Josh Mansour isn’t too proud to admit that he cried in the middle of ANZ Stadium when Penrith made the grand final.
“It was just the journey itself, everything hit me at once,” Mansour told AAP.
Because when it comes to journeys at the Panthers, the Penrith winger’s is up there with the best of them.
The 30-year-old has been at the club for nine years, their longest-serving first grade player.
In that time since being knocked back by South Sydney and picked up by Penrith in 2012, he has been there for everything.
All except for a grand final – and that will finally come against Melbourne on Sunday.
“It’s a lot of emotion,” Mansour said.
“The boys were like, ‘why are you crying?’ and I was like, ‘I don’t know!’ I was just so happy.
“We worked so hard to get to this position. Honestly. We were riding the lows last year and now we’re just embracing every win.”
In Mansour’s first full season, he rode the wave to within one win of a grand final. It was enough to earn him Kangaroos selection.

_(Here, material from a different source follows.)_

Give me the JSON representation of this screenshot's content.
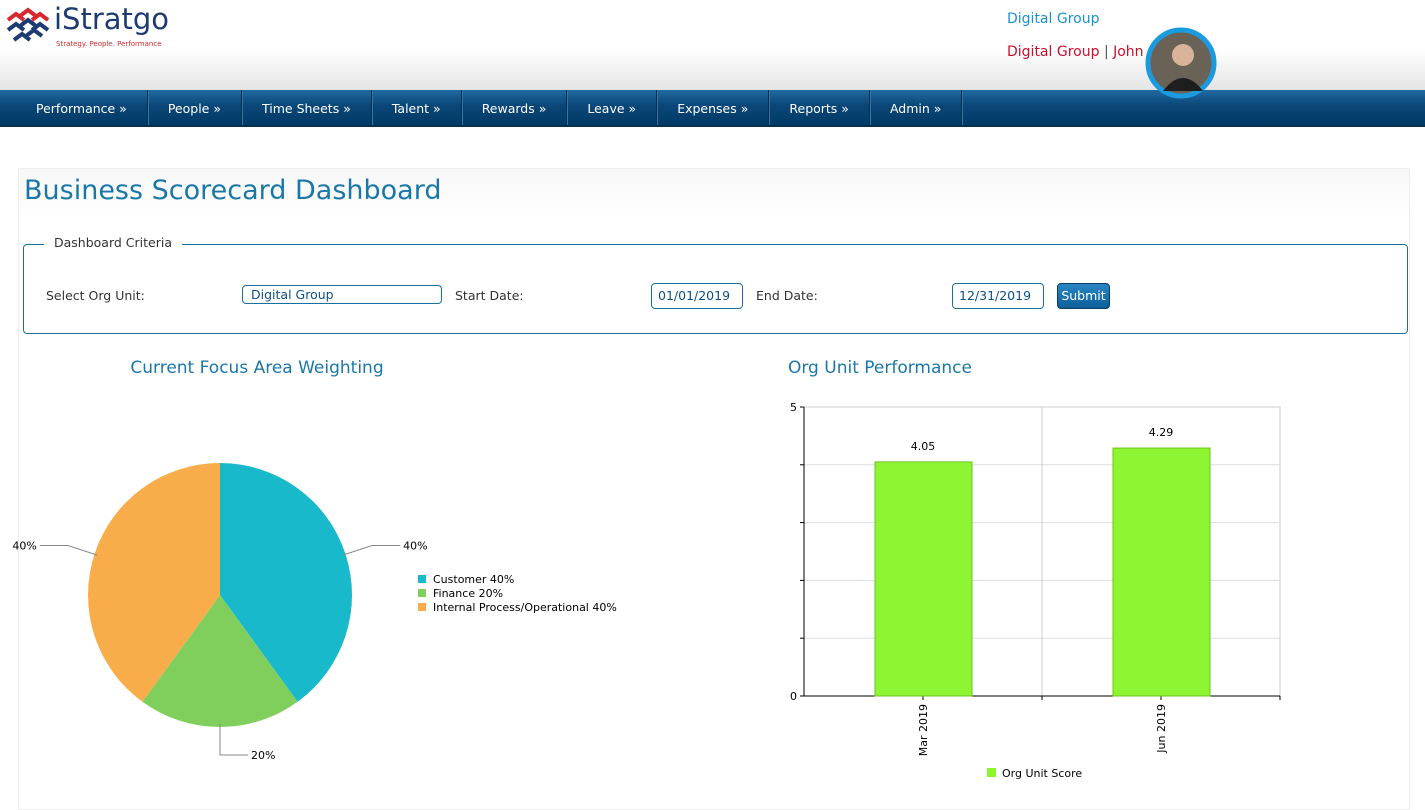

Then Penrith bottomed out. Injuries befell them in 2015 and Ivan Cleary was sacked as coach.
Three successive semi-final disappointments followed, another coach’s exit and, amid it all, a badly injured knee and the kind of facial damage usually reserved for car crash victims.

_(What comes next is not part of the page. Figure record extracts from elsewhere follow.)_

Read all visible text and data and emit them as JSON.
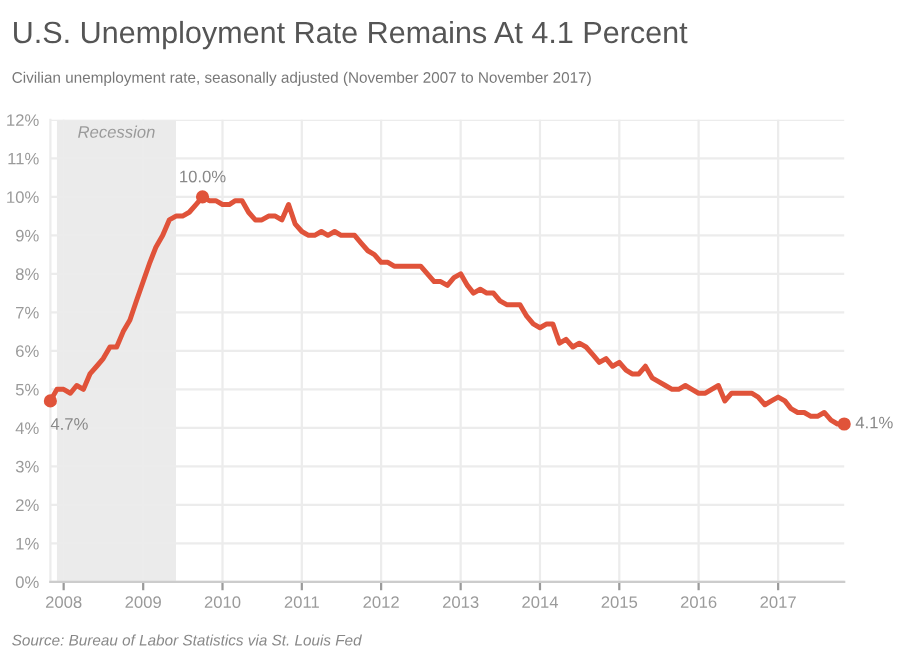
{
  "chart_data": {
    "type": "line",
    "title": "U.S. Unemployment Rate Remains At 4.1 Percent",
    "subtitle": "Civilian unemployment rate, seasonally adjusted (November 2007 to November 2017)",
    "series": [
      {
        "color": "#e0533a",
        "x": [
          "2007-11",
          "2007-12",
          "2008-01",
          "2008-02",
          "2008-03",
          "2008-04",
          "2008-05",
          "2008-06",
          "2008-07",
          "2008-08",
          "2008-09",
          "2008-10",
          "2008-11",
          "2008-12",
          "2009-01",
          "2009-02",
          "2009-03",
          "2009-04",
          "2009-05",
          "2009-06",
          "2009-07",
          "2009-08",
          "2009-09",
          "2009-10",
          "2009-11",
          "2009-12",
          "2010-01",
          "2010-02",
          "2010-03",
          "2010-04",
          "2010-05",
          "2010-06",
          "2010-07",
          "2010-08",
          "2010-09",
          "2010-10",
          "2010-11",
          "2010-12",
          "2011-01",
          "2011-02",
          "2011-03",
          "2011-04",
          "2011-05",
          "2011-06",
          "2011-07",
          "2011-08",
          "2011-09",
          "2011-10",
          "2011-11",
          "2011-12",
          "2012-01",
          "2012-02",
          "2012-03",
          "2012-04",
          "2012-05",
          "2012-06",
          "2012-07",
          "2012-08",
          "2012-09",
          "2012-10",
          "2012-11",
          "2012-12",
          "2013-01",
          "2013-02",
          "2013-03",
          "2013-04",
          "2013-05",
          "2013-06",
          "2013-07",
          "2013-08",
          "2013-09",
          "2013-10",
          "2013-11",
          "2013-12",
          "2014-01",
          "2014-02",
          "2014-03",
          "2014-04",
          "2014-05",
          "2014-06",
          "2014-07",
          "2014-08",
          "2014-09",
          "2014-10",
          "2014-11",
          "2014-12",
          "2015-01",
          "2015-02",
          "2015-03",
          "2015-04",
          "2015-05",
          "2015-06",
          "2015-07",
          "2015-08",
          "2015-09",
          "2015-10",
          "2015-11",
          "2015-12",
          "2016-01",
          "2016-02",
          "2016-03",
          "2016-04",
          "2016-05",
          "2016-06",
          "2016-07",
          "2016-08",
          "2016-09",
          "2016-10",
          "2016-11",
          "2016-12",
          "2017-01",
          "2017-02",
          "2017-03",
          "2017-04",
          "2017-05",
          "2017-06",
          "2017-07",
          "2017-08",
          "2017-09",
          "2017-10",
          "2017-11"
        ],
        "values": [
          4.7,
          5.0,
          5.0,
          4.9,
          5.1,
          5.0,
          5.4,
          5.6,
          5.8,
          6.1,
          6.1,
          6.5,
          6.8,
          7.3,
          7.8,
          8.3,
          8.7,
          9.0,
          9.4,
          9.5,
          9.5,
          9.6,
          9.8,
          10.0,
          9.9,
          9.9,
          9.8,
          9.8,
          9.9,
          9.9,
          9.6,
          9.4,
          9.4,
          9.5,
          9.5,
          9.4,
          9.8,
          9.3,
          9.1,
          9.0,
          9.0,
          9.1,
          9.0,
          9.1,
          9.0,
          9.0,
          9.0,
          8.8,
          8.6,
          8.5,
          8.3,
          8.3,
          8.2,
          8.2,
          8.2,
          8.2,
          8.2,
          8.0,
          7.8,
          7.8,
          7.7,
          7.9,
          8.0,
          7.7,
          7.5,
          7.6,
          7.5,
          7.5,
          7.3,
          7.2,
          7.2,
          7.2,
          6.9,
          6.7,
          6.6,
          6.7,
          6.7,
          6.2,
          6.3,
          6.1,
          6.2,
          6.1,
          5.9,
          5.7,
          5.8,
          5.6,
          5.7,
          5.5,
          5.4,
          5.4,
          5.6,
          5.3,
          5.2,
          5.1,
          5.0,
          5.0,
          5.1,
          5.0,
          4.9,
          4.9,
          5.0,
          5.1,
          4.7,
          4.9,
          4.9,
          4.9,
          4.9,
          4.8,
          4.6,
          4.7,
          4.8,
          4.7,
          4.5,
          4.4,
          4.4,
          4.3,
          4.3,
          4.4,
          4.2,
          4.1,
          4.1
        ]
      },
      {
        "type": "scatter",
        "color": "#e0533a",
        "marker": "circle",
        "x": [
          "2007-11",
          "2009-10",
          "2017-11"
        ],
        "values": [
          4.7,
          10.0,
          4.1
        ]
      }
    ],
    "xlim": [
      "2007-11",
      "2017-11"
    ],
    "xticks": [
      "2008",
      "2009",
      "2010",
      "2011",
      "2012",
      "2013",
      "2014",
      "2015",
      "2016",
      "2017"
    ],
    "ylim": [
      0,
      12
    ],
    "yticks": [
      {
        "value": 0,
        "label": "0%"
      },
      {
        "value": 1,
        "label": "1%"
      },
      {
        "value": 2,
        "label": "2%"
      },
      {
        "value": 3,
        "label": "3%"
      },
      {
        "value": 4,
        "label": "4%"
      },
      {
        "value": 5,
        "label": "5%"
      },
      {
        "value": 6,
        "label": "6%"
      },
      {
        "value": 7,
        "label": "7%"
      },
      {
        "value": 8,
        "label": "8%"
      },
      {
        "value": 9,
        "label": "9%"
      },
      {
        "value": 10,
        "label": "10%"
      },
      {
        "value": 11,
        "label": "11%"
      },
      {
        "value": 12,
        "label": "12%"
      }
    ],
    "bands": [
      {
        "axis": "x",
        "from": "2007-12",
        "to": "2009-06",
        "label": "Recession",
        "color": "#ebebeb"
      }
    ],
    "annotations": [
      {
        "text": "4.7%",
        "x": "2007-11",
        "y": 4.7
      },
      {
        "text": "10.0%",
        "x": "2009-10",
        "y": 10.0
      },
      {
        "text": "4.1%",
        "x": "2017-11",
        "y": 4.1
      },
      "Source: Bureau of Labor Statistics via St. Louis Fed"
    ],
    "grid": true,
    "marker": "none",
    "line_style": "solid",
    "legend": false
  }
}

None of that, however, compared to the torment of 2019 experienced by the club, when teammates were plunged into scandal and Mansour was briefly dropped after the team’s horror start to the year.

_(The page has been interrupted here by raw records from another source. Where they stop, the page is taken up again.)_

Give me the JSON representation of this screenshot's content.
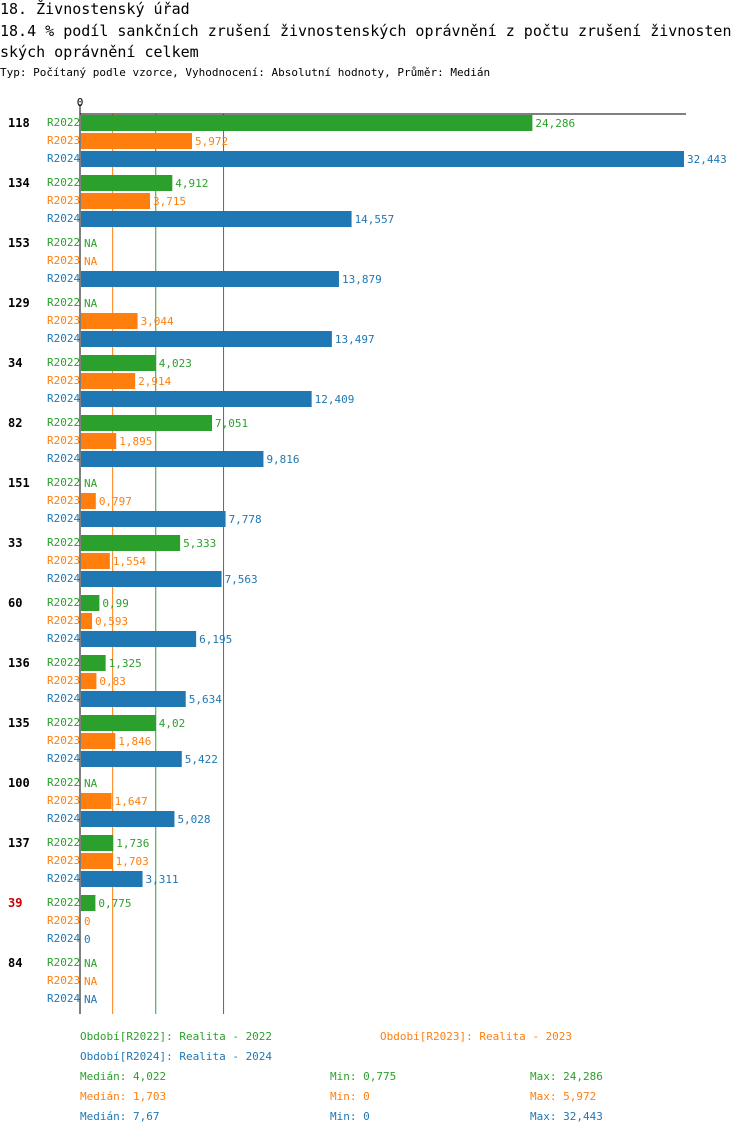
{
  "header": {
    "title_line1": "18. Živnostenský úřad",
    "title_line2": "18.4 % podíl sankčních zrušení živnostenských oprávnění z počtu zrušení živnosten",
    "title_line3": "ských oprávnění  celkem",
    "subtitle": "Typ: Počítaný podle vzorce, Vyhodnocení: Absolutní hodnoty, Průměr: Medián"
  },
  "colors": {
    "R2022": "#2ca02c",
    "R2023": "#ff7f0e",
    "R2024": "#1f77b4",
    "highlight_category": "#cc0000"
  },
  "chart_data": {
    "type": "bar",
    "orientation": "horizontal",
    "title": "18.4 % podíl sankčních zrušení živnostenských oprávnění z počtu zrušení živnostenských oprávnění  celkem",
    "axis_zero_label": "0",
    "xlim": [
      0,
      32.443
    ],
    "series_names": [
      "R2022",
      "R2023",
      "R2024"
    ],
    "categories": [
      "118",
      "134",
      "153",
      "129",
      "34",
      "82",
      "151",
      "33",
      "60",
      "136",
      "135",
      "100",
      "137",
      "39",
      "84"
    ],
    "highlight_categories": [
      "39"
    ],
    "series": [
      {
        "name": "R2022",
        "values": [
          24.286,
          4.912,
          null,
          null,
          4.023,
          7.051,
          null,
          5.333,
          0.99,
          1.325,
          4.02,
          null,
          1.736,
          0.775,
          null
        ],
        "labels": [
          "24,286",
          "4,912",
          "NA",
          "NA",
          "4,023",
          "7,051",
          "NA",
          "5,333",
          "0,99",
          "1,325",
          "4,02",
          "NA",
          "1,736",
          "0,775",
          "NA"
        ]
      },
      {
        "name": "R2023",
        "values": [
          5.972,
          3.715,
          null,
          3.044,
          2.914,
          1.895,
          0.797,
          1.554,
          0.593,
          0.83,
          1.846,
          1.647,
          1.703,
          0,
          null
        ],
        "labels": [
          "5,972",
          "3,715",
          "NA",
          "3,044",
          "2,914",
          "1,895",
          "0,797",
          "1,554",
          "0,593",
          "0,83",
          "1,846",
          "1,647",
          "1,703",
          "0",
          "NA"
        ]
      },
      {
        "name": "R2024",
        "values": [
          32.443,
          14.557,
          13.879,
          13.497,
          12.409,
          9.816,
          7.778,
          7.563,
          6.195,
          5.634,
          5.422,
          5.028,
          3.311,
          0,
          null
        ],
        "labels": [
          "32,443",
          "14,557",
          "13,879",
          "13,497",
          "12,409",
          "9,816",
          "7,778",
          "7,563",
          "6,195",
          "5,634",
          "5,422",
          "5,028",
          "3,311",
          "0",
          "NA"
        ]
      }
    ],
    "median_lines": {
      "R2022": 4.022,
      "R2023": 1.703,
      "R2024": 7.67
    }
  },
  "legend": {
    "r2022": "Období[R2022]: Realita - 2022",
    "r2023": "Období[R2023]: Realita - 2023",
    "r2024": "Období[R2024]: Realita - 2024"
  },
  "stats": {
    "r2022": {
      "median": "Medián: 4,022",
      "min": "Min: 0,775",
      "max": "Max: 24,286"
    },
    "r2023": {
      "median": "Medián: 1,703",
      "min": "Min: 0",
      "max": "Max: 5,972"
    },
    "r2024": {
      "median": "Medián: 7,67",
      "min": "Min: 0",
      "max": "Max: 32,443"
    }
  }
}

Now, finally, Mansour is getting his reward.
“It makes everything worthwhile,” he said.
“Last year was rock bottom. To have the year we’re having, I’m so grateful to be in this position and part of this team.
“It’s been one of the hardest years in terms of COVID and our training. Everyone is buying into the culture at our club.”
A challenge does, however, await on Sunday.
Mansour will be charged with stopping Suliasi Vunivalu and Melbourne’s dangerous left side, after they helped tear Canberra to shreds last week.
Sunday night will be Vunivalu’s NRL swansong before he heads to the 15-man game, with the impressive strike rate of 85 tries in 110 games.
“Big Suli, he is a very athletic Fijian,” Mansour said.
“I have to be on my game there. He is an aerial threat and such a good finisher of tries. Defensively we have to be very good.”